# Open Source News Analysis

By Ben Welsh and Scott Klein

This notebook demonstrates the findings presented at the News Product Alliance conference on Oct. 24, 2025. It analyzes the decline of open source news projects over the past decade using data from GitHub repositories linked to news organizations.

## Import Python and data

In [1]:
from pathlib import Path

import pandas as pd
import altair as alt
from rich import print

In [2]:
# Allow for Altair to use the Vega Fusion renderer for large datasets
alt.data_transformers.enable("vegafusion")

DataTransformerRegistry.enable('vegafusion')

In [3]:
org_repos_df = pd.read_csv(
    Path(".") / "data" / "transformed" / "org-repos.csv",
    parse_dates=["created_at"],
)

In [4]:
org_repos_df.head(1)

Unnamed: 0,org,name,full_name,homepage,description,language,created_at,updated_at,pushed_at,stargazers_count,watchers_count,forks_count,open_issues_count,license,topics
0,abcnews,.github,abcnews/.github,,ABC public Github profile,,2023-01-31 03:49:26+00:00,2023-01-31 03:49:26+00:00,2023-02-02 03:37:20+00:00,0,0,0,0,,[]

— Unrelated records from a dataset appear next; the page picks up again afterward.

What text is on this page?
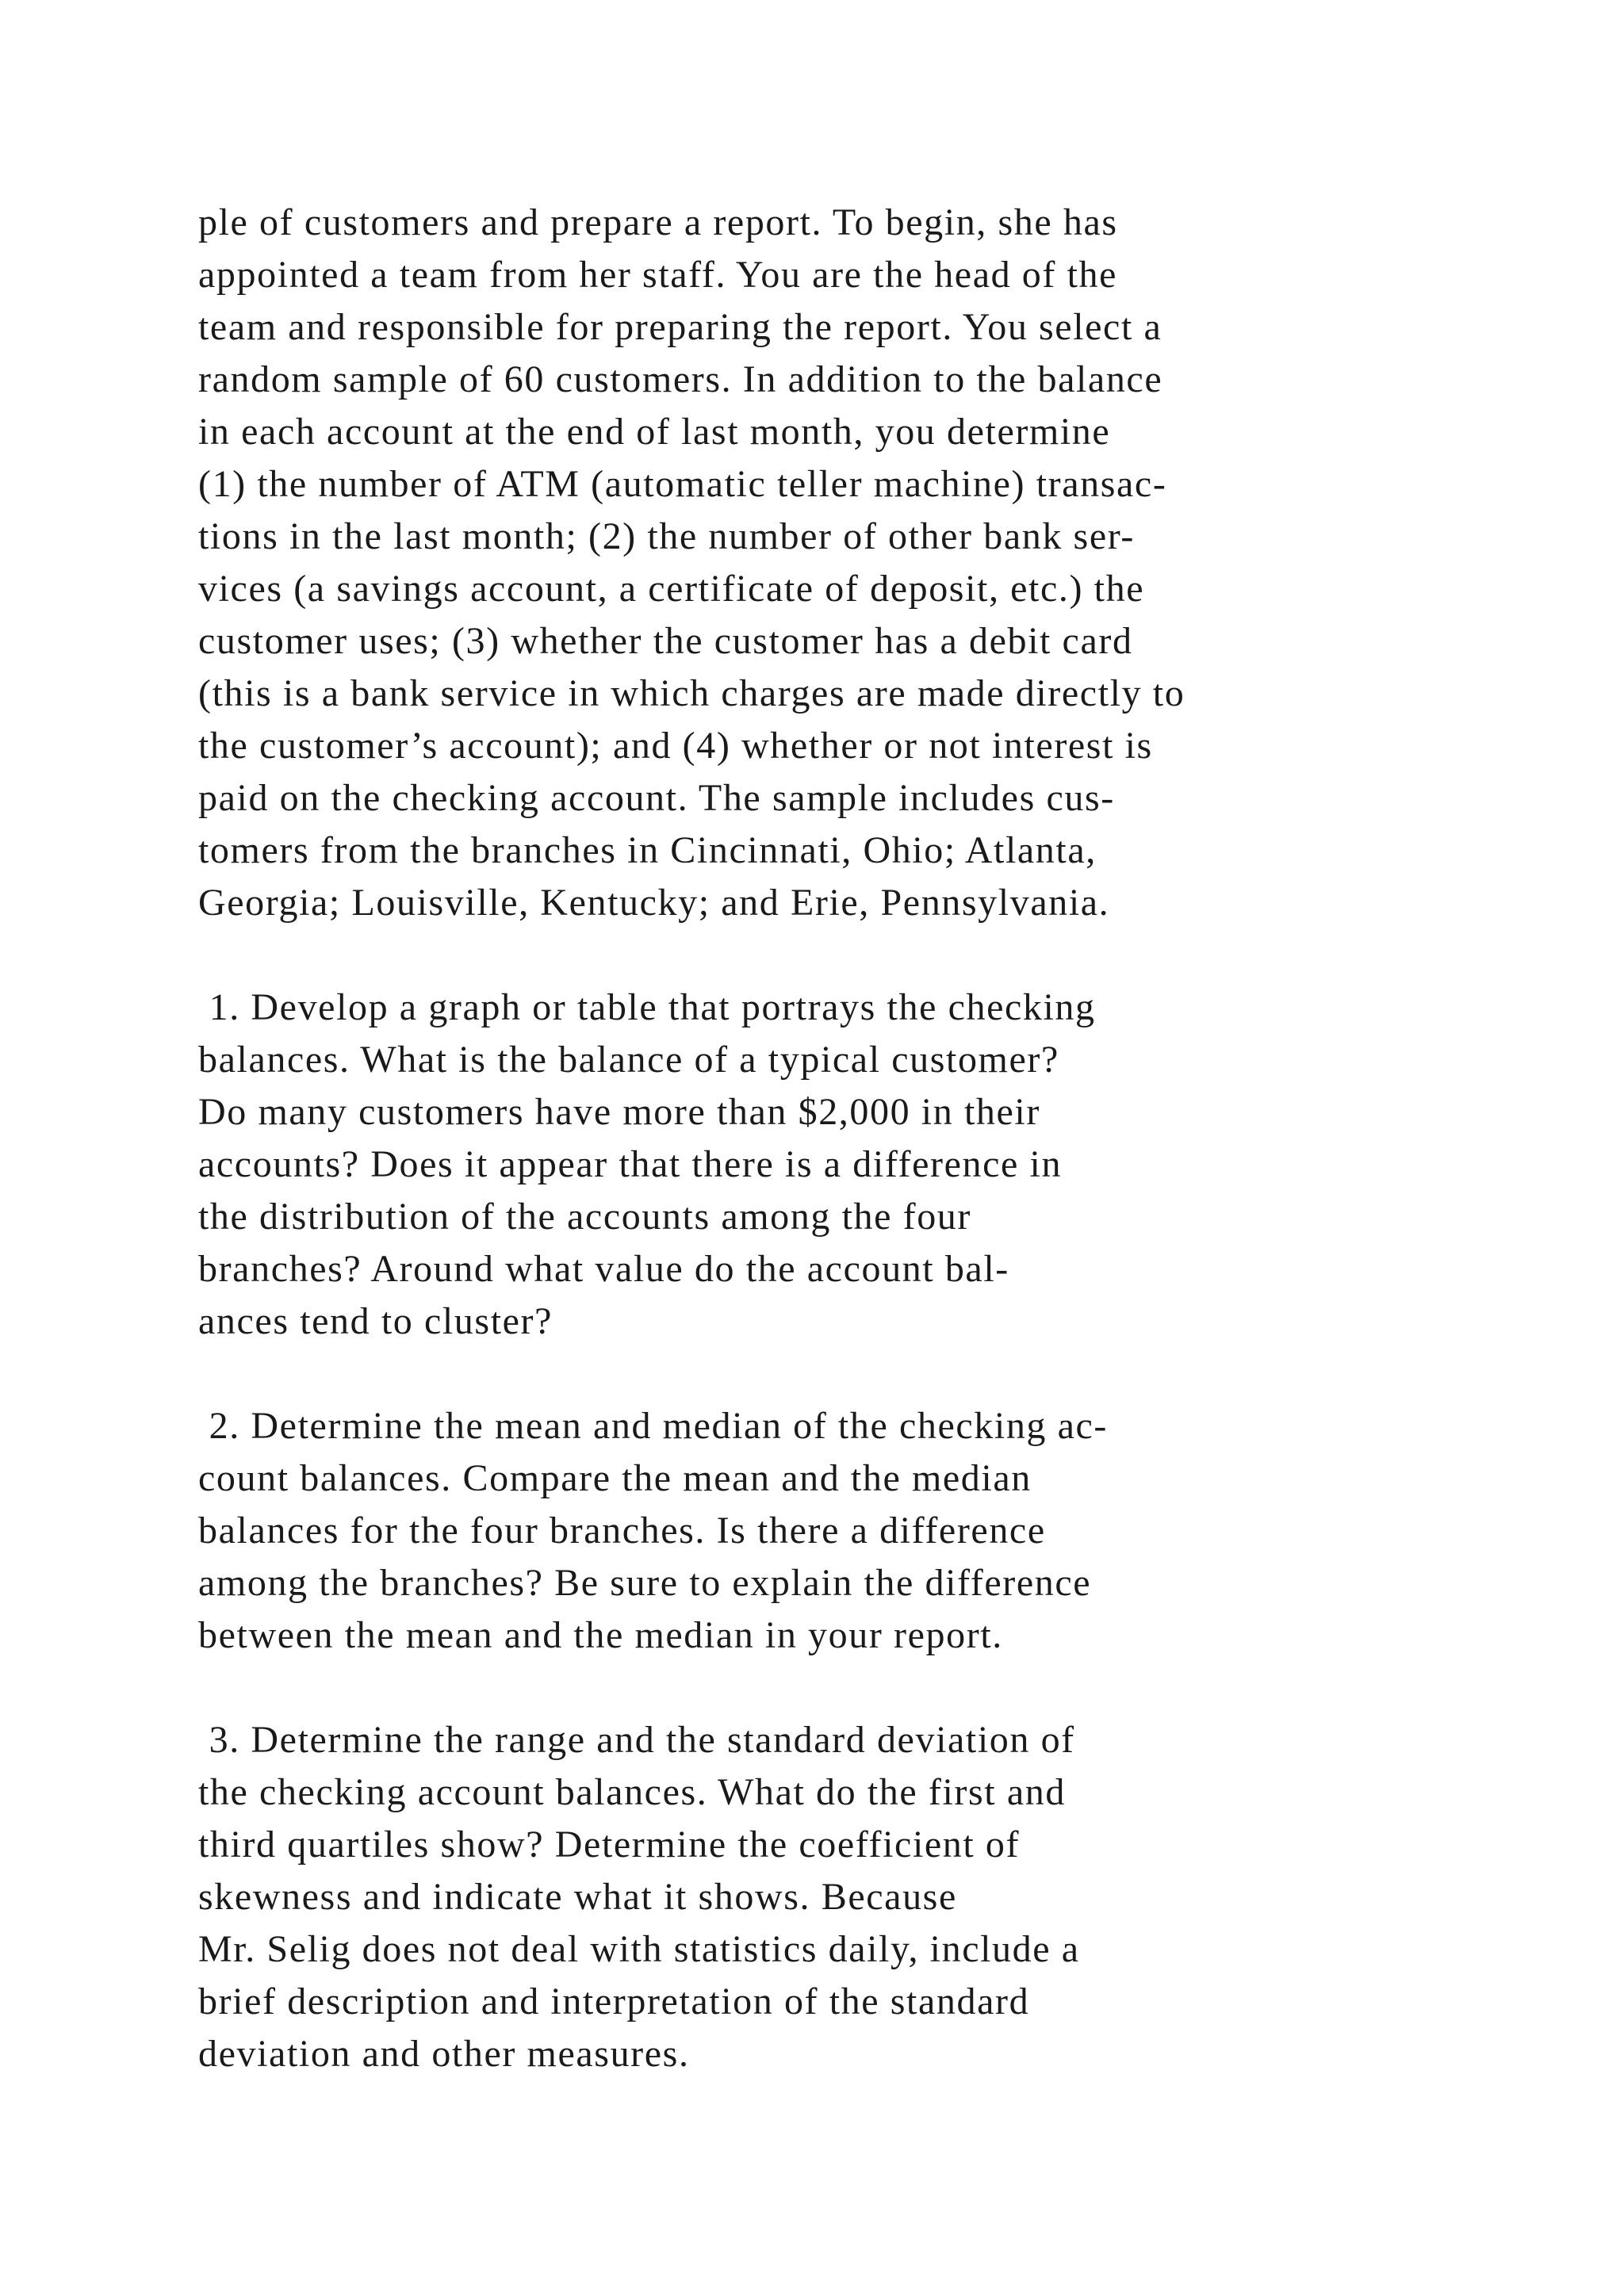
ple of customers and prepare a report. To begin, she has
appointed a team from her staff. You are the head of the
team and responsible for preparing the report. You select a
random sample of 60 customers. In addition to the balance
in each account at the end of last month, you determine
(1) the number of ATM (automatic teller machine) transac-
tions in the last month; (2) the number of other bank ser-
vices (a savings account, a certificate of deposit, etc.) the
customer uses; (3) whether the customer has a debit card
(this is a bank service in which charges are made directly to
the customer’s account); and (4) whether or not interest is
paid on the checking account. The sample includes cus-
tomers from the branches in Cincinnati, Ohio; Atlanta,
Georgia; Louisville, Kentucky; and Erie, Pennsylvania.
1. Develop a graph or table that portrays the checking
balances. What is the balance of a typical customer?
Do many customers have more than $2,000 in their
accounts? Does it appear that there is a difference in
the distribution of the accounts among the four
branches? Around what value do the account bal-
ances tend to cluster?
2. Determine the mean and median of the checking ac-
count balances. Compare the mean and the median
balances for the four branches. Is there a difference
among the branches? Be sure to explain the difference
between the mean and the median in your report.
3. Determine the range and the standard deviation of
the checking account balances. What do the first and
third quartiles show? Determine the coefficient of
skewness and indicate what it shows. Because
Mr. Selig does not deal with statistics daily, include a
brief description and interpretation of the standard
deviation and other measures.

## Count the organizations and repositories

In [5]:
print(f"{len(org_repos_df):,} public repos")

In [6]:
print(f"Released by {org_repos_df.org.nunique()} news organizations")

In [7]:
print(
    f"From {org_repos_df['created_at'].min().year} to {org_repos_df['created_at'].max().year}."
)

## Analyze the trend over time

In [8]:
alt.Chart(
    org_repos_df, title="New repositories by year", width=600, height=400
).mark_bar().encode(
    x=alt.X("year(created_at):O", title=None),
    y=alt.Y("count():Q", title=None),
    tooltip=[
        alt.Tooltip("year(created_at):O", title="Year"),
        alt.Tooltip("count():Q", title="New repositories"),
    ],
)

In [9]:
# Group and count by created year
repos_by_year = (
    org_repos_df.assign(created_year=org_repos_df["created_at"].dt.year)
    .groupby("created_year")
    .size()
    .reset_index(name="repo_count")
)

In [10]:
peak_year = repos_by_year.loc[repos_by_year["repo_count"].idxmax()].repo_count
last_year = repos_by_year.loc[
    repos_by_year["created_year"] == 2024, "repo_count"
].values[0]

In [11]:
print(
    f"{abs((last_year - peak_year) / peak_year * 100):.0f}% decline in new repos from the peak year to last year."
)

## Create a crosstab of organizations and repositories

In [12]:
# Count the number of new repos by year
org_repos_df["year"] = org_repos_df["created_at"].dt.year
org_counts = org_repos_df.groupby(["org", "year"]).size().reset_index(name="count")

In [13]:
# Pivot that to be a wide format
org_pivot = org_counts.pivot(index="org", columns="year", values="count").fillna(0)

In [14]:
# Calculate the total number of repos for each org
org_pivot["total"] = org_pivot.sum(axis=1)

In [15]:
# Calculate the percentage change from 2016, the peak year, to 2024, the most recent year
org_pivot["percent_change_16to24"] = (org_pivot[2024] - org_pivot[2016]) / org_pivot[
    2016
]

In [16]:
# Calculate some annual averages
org_pivot["annual_avg_14to23"] = org_pivot.loc[:, 2014:2023].mean(axis=1)
org_pivot["annual_avg_13to17"] = org_pivot.loc[:, 2013:2017].mean(axis=1)

In [17]:
# Go back to the org_df and calculate the most recent update_at time for each org
latest_update = (
    org_repos_df.groupby("org")["updated_at"]
    .max()
    .reset_index()
    .rename(columns={"updated_at": "latest_update"})
)

In [18]:
# Merge that on to the pivot
org_pivot = org_pivot.merge(latest_update, on="org", how="left")

In [19]:
# Write out the data
org_pivot.to_csv(Path(".") / "data" / "transformed" / "org-activity.csv", index=False)